Loneliness can increase risk of heart disease and strokes

Researchers found loneliness has a physical impact. Credit: Dominic Lipinski / PA Wire/PA Images

A person's risk of heart disease or stroke is increased by loneliness and feeling socially isolated, according to new research.

The research found that the physical effect loneliness has on the heart is similar to that seen in people who suffer anxiety or have stressful jobs.

Researchers from the University of York, the University of Liverpool and Newcastle University reviewed evidence on the impact loneliness has on heart disease and stroke risk.

They examined 23 relevant studies, involving more than 181,000 adults, where 4,628 coronary heart disease and 3,002 stroke "events" were recorded and published the results in the journal Heart.

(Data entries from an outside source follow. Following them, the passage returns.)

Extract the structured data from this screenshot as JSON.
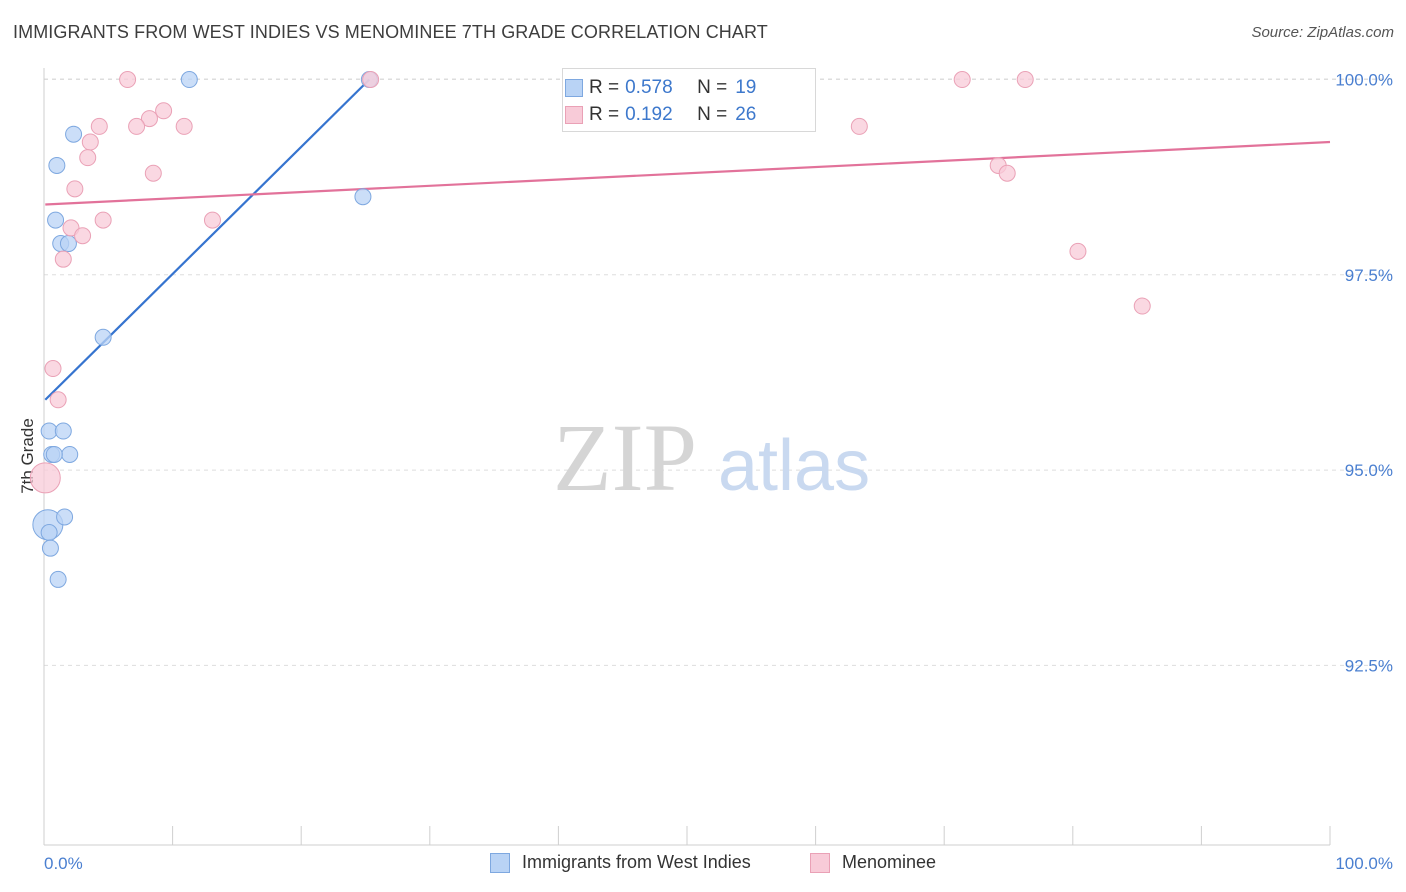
{
  "title": "IMMIGRANTS FROM WEST INDIES VS MENOMINEE 7TH GRADE CORRELATION CHART",
  "source": "Source: ZipAtlas.com",
  "watermark": {
    "zip": "ZIP",
    "atlas": "atlas"
  },
  "colors": {
    "blue_fill": "#b9d3f5",
    "blue_stroke": "#7ea8e0",
    "blue_line": "#3674cf",
    "pink_fill": "#f8cbd8",
    "pink_stroke": "#eaa1b6",
    "pink_line": "#e2729a",
    "tick_text": "#4a7fd0",
    "grid": "#dddddd"
  },
  "stats": {
    "r_label": "R =",
    "n_label": "N =",
    "blue": {
      "r": "0.578",
      "n": "19"
    },
    "pink": {
      "r": "0.192",
      "n": "26"
    }
  },
  "legend": {
    "blue": "Immigrants from West Indies",
    "pink": "Menominee"
  },
  "chart_data": {
    "type": "scatter",
    "title": "IMMIGRANTS FROM WEST INDIES VS MENOMINEE 7TH GRADE CORRELATION CHART",
    "xlabel": "",
    "ylabel": "7th Grade",
    "xlim": [
      0,
      100
    ],
    "ylim": [
      90.2,
      100.25
    ],
    "x_tick_labels": [
      "0.0%",
      "100.0%"
    ],
    "y_ticks": [
      {
        "value": 100.0,
        "label": "100.0%"
      },
      {
        "value": 97.5,
        "label": "97.5%"
      },
      {
        "value": 95.0,
        "label": "95.0%"
      },
      {
        "value": 92.5,
        "label": "92.5%"
      }
    ],
    "series": [
      {
        "name": "Immigrants from West Indies",
        "color": "blue",
        "r": 0.578,
        "n": 19,
        "trend": {
          "x": [
            0.1,
            25.3
          ],
          "y": [
            95.9,
            100.0
          ]
        },
        "points": [
          {
            "x": 11.3,
            "y": 100.0
          },
          {
            "x": 25.3,
            "y": 100.0
          },
          {
            "x": 2.3,
            "y": 99.3
          },
          {
            "x": 1.0,
            "y": 98.9
          },
          {
            "x": 24.8,
            "y": 98.5
          },
          {
            "x": 0.9,
            "y": 98.2
          },
          {
            "x": 1.3,
            "y": 97.9
          },
          {
            "x": 1.9,
            "y": 97.9
          },
          {
            "x": 4.6,
            "y": 96.7
          },
          {
            "x": 0.4,
            "y": 95.5
          },
          {
            "x": 1.5,
            "y": 95.5
          },
          {
            "x": 0.6,
            "y": 95.2
          },
          {
            "x": 2.0,
            "y": 95.2
          },
          {
            "x": 0.8,
            "y": 95.2
          },
          {
            "x": 0.3,
            "y": 94.3,
            "size": "large"
          },
          {
            "x": 0.4,
            "y": 94.2
          },
          {
            "x": 1.6,
            "y": 94.4
          },
          {
            "x": 0.5,
            "y": 94.0
          },
          {
            "x": 1.1,
            "y": 93.6
          }
        ]
      },
      {
        "name": "Menominee",
        "color": "pink",
        "r": 0.192,
        "n": 26,
        "trend": {
          "x": [
            0.1,
            100.0
          ],
          "y": [
            98.4,
            99.2
          ]
        },
        "points": [
          {
            "x": 6.5,
            "y": 100.0
          },
          {
            "x": 25.4,
            "y": 100.0
          },
          {
            "x": 71.4,
            "y": 100.0
          },
          {
            "x": 76.3,
            "y": 100.0
          },
          {
            "x": 9.3,
            "y": 99.6
          },
          {
            "x": 8.2,
            "y": 99.5
          },
          {
            "x": 7.2,
            "y": 99.4
          },
          {
            "x": 10.9,
            "y": 99.4
          },
          {
            "x": 63.4,
            "y": 99.4
          },
          {
            "x": 4.3,
            "y": 99.4
          },
          {
            "x": 3.6,
            "y": 99.2
          },
          {
            "x": 3.4,
            "y": 99.0
          },
          {
            "x": 74.2,
            "y": 98.9
          },
          {
            "x": 8.5,
            "y": 98.8
          },
          {
            "x": 74.9,
            "y": 98.8
          },
          {
            "x": 2.4,
            "y": 98.6
          },
          {
            "x": 4.6,
            "y": 98.2
          },
          {
            "x": 13.1,
            "y": 98.2
          },
          {
            "x": 2.1,
            "y": 98.1
          },
          {
            "x": 3.0,
            "y": 98.0
          },
          {
            "x": 1.5,
            "y": 97.7
          },
          {
            "x": 80.4,
            "y": 97.8
          },
          {
            "x": 85.4,
            "y": 97.1
          },
          {
            "x": 0.7,
            "y": 96.3
          },
          {
            "x": 1.1,
            "y": 95.9
          },
          {
            "x": 0.1,
            "y": 94.9,
            "size": "large"
          }
        ]
      }
    ]
  }
}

After analysing the data they found that loneliness and isolation were associated with a 29% increase in risk for coronary heart disease and a 32% increase in risk of stroke.

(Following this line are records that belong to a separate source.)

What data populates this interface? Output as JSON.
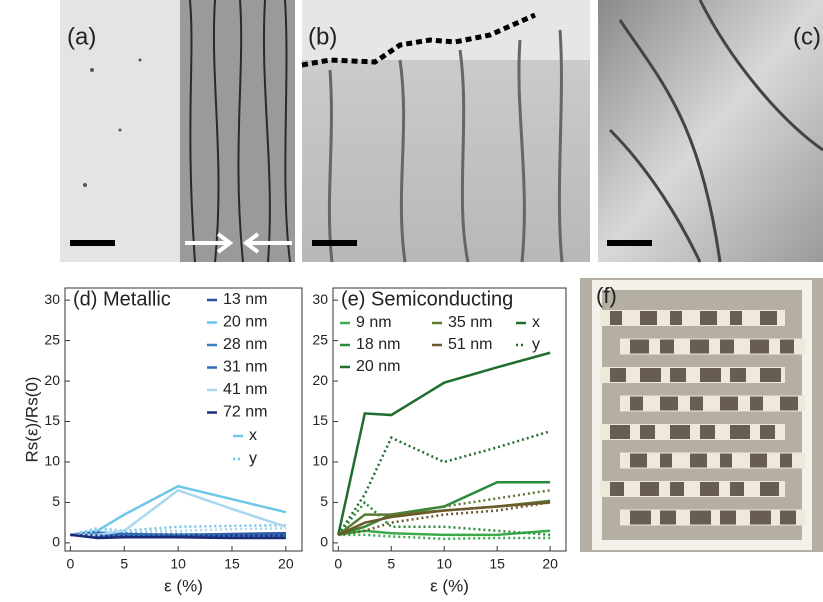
{
  "panels": {
    "a": "(a)",
    "b": "(b)",
    "c": "(c)",
    "f": "(f)"
  },
  "chart_data": [
    {
      "type": "line",
      "title": "(d) Metallic",
      "xlabel": "ε (%)",
      "ylabel": "Rs(ε)/Rs(0)",
      "x": [
        0,
        2.5,
        5,
        10,
        15,
        20
      ],
      "xlim": [
        -0.5,
        21.5
      ],
      "xticks": [
        0,
        5,
        10,
        15,
        20
      ],
      "ylim": [
        -1,
        31.5
      ],
      "yticks": [
        0,
        5,
        10,
        15,
        20,
        25,
        30
      ],
      "direction_legend": [
        "x",
        "y"
      ],
      "series": [
        {
          "name": "13 nm",
          "color": "#2b4f9e",
          "values": [
            1,
            1.2,
            1,
            1,
            1.1,
            1.2
          ],
          "values_y": [
            1,
            1.1,
            1,
            0.9,
            1,
            1
          ]
        },
        {
          "name": "20 nm",
          "color": "#6ec6ea",
          "values": [
            1,
            1.5,
            3.5,
            7,
            5.4,
            3.8
          ],
          "values_y": [
            1,
            1.8,
            1.5,
            2,
            2.1,
            2.2
          ]
        },
        {
          "name": "28 nm",
          "color": "#3a7cc4",
          "values": [
            1,
            0.8,
            1,
            0.8,
            0.8,
            0.8
          ],
          "values_y": [
            1,
            1,
            1.2,
            1,
            0.9,
            0.9
          ]
        },
        {
          "name": "31 nm",
          "color": "#2f6db5",
          "values": [
            1,
            1.3,
            1.1,
            1,
            1,
            1
          ],
          "values_y": [
            1,
            1.2,
            1.1,
            1.1,
            1,
            1
          ]
        },
        {
          "name": "41 nm",
          "color": "#a8d8ef",
          "values": [
            1,
            1,
            1.5,
            6.5,
            4.2,
            2
          ],
          "values_y": [
            1,
            1.5,
            1.5,
            1.5,
            1.7,
            1.8
          ]
        },
        {
          "name": "72 nm",
          "color": "#1d2a7a",
          "values": [
            1,
            0.6,
            0.7,
            0.7,
            0.6,
            0.6
          ],
          "values_y": [
            1,
            0.9,
            0.8,
            0.8,
            0.9,
            0.9
          ]
        }
      ]
    },
    {
      "type": "line",
      "title": "(e) Semiconducting",
      "xlabel": "ε (%)",
      "x": [
        0,
        2.5,
        5,
        10,
        15,
        20
      ],
      "xlim": [
        -0.5,
        21.5
      ],
      "xticks": [
        0,
        5,
        10,
        15,
        20
      ],
      "ylim": [
        -1,
        31.5
      ],
      "yticks": [
        0,
        5,
        10,
        15,
        20,
        25,
        30
      ],
      "direction_legend": [
        "x",
        "y"
      ],
      "series": [
        {
          "name": "9 nm",
          "color": "#3aaa4a",
          "values": [
            1,
            1.5,
            1.2,
            1,
            1,
            1.5
          ],
          "values_y": [
            1,
            1,
            0.8,
            0.5,
            0.6,
            0.6
          ]
        },
        {
          "name": "18 nm",
          "color": "#2a8c3a",
          "values": [
            1,
            2,
            3.5,
            4.5,
            7.5,
            7.5
          ],
          "values_y": [
            1,
            5,
            2,
            2,
            1.5,
            1
          ]
        },
        {
          "name": "20 nm",
          "color": "#1e6e2e",
          "values": [
            1,
            16,
            15.8,
            19.8,
            21.7,
            23.5
          ],
          "values_y": [
            1,
            6,
            13,
            10,
            11.8,
            13.8
          ]
        },
        {
          "name": "35 nm",
          "color": "#5a7a30",
          "values": [
            1,
            3.5,
            3.5,
            4,
            4.5,
            5.2
          ],
          "values_y": [
            1,
            2,
            3.5,
            4.5,
            5.5,
            6.5
          ]
        },
        {
          "name": "51 nm",
          "color": "#6b5a2a",
          "values": [
            1,
            2.5,
            3.2,
            4,
            4.5,
            5
          ],
          "values_y": [
            1,
            1.5,
            2.5,
            3.5,
            4,
            5
          ]
        }
      ]
    }
  ]
}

Previous research has already linked loneliness and social isolation to premature death but until now the size of the associated risk to cardiovascular health was unclear.

Dr Kellie Payne, from the Campaign to End Loneliness, said: "The effect of loneliness and isolation on mortality exceeds the impact of well-known risk factors such as obesity and cigarette smoking and this research helps to highlight yet further the need for loneliness to be treated as a serious public health issue.

"Loneliness is becoming a silent epidemic in our society. It's the responsibility of our community as a whole to tackle it."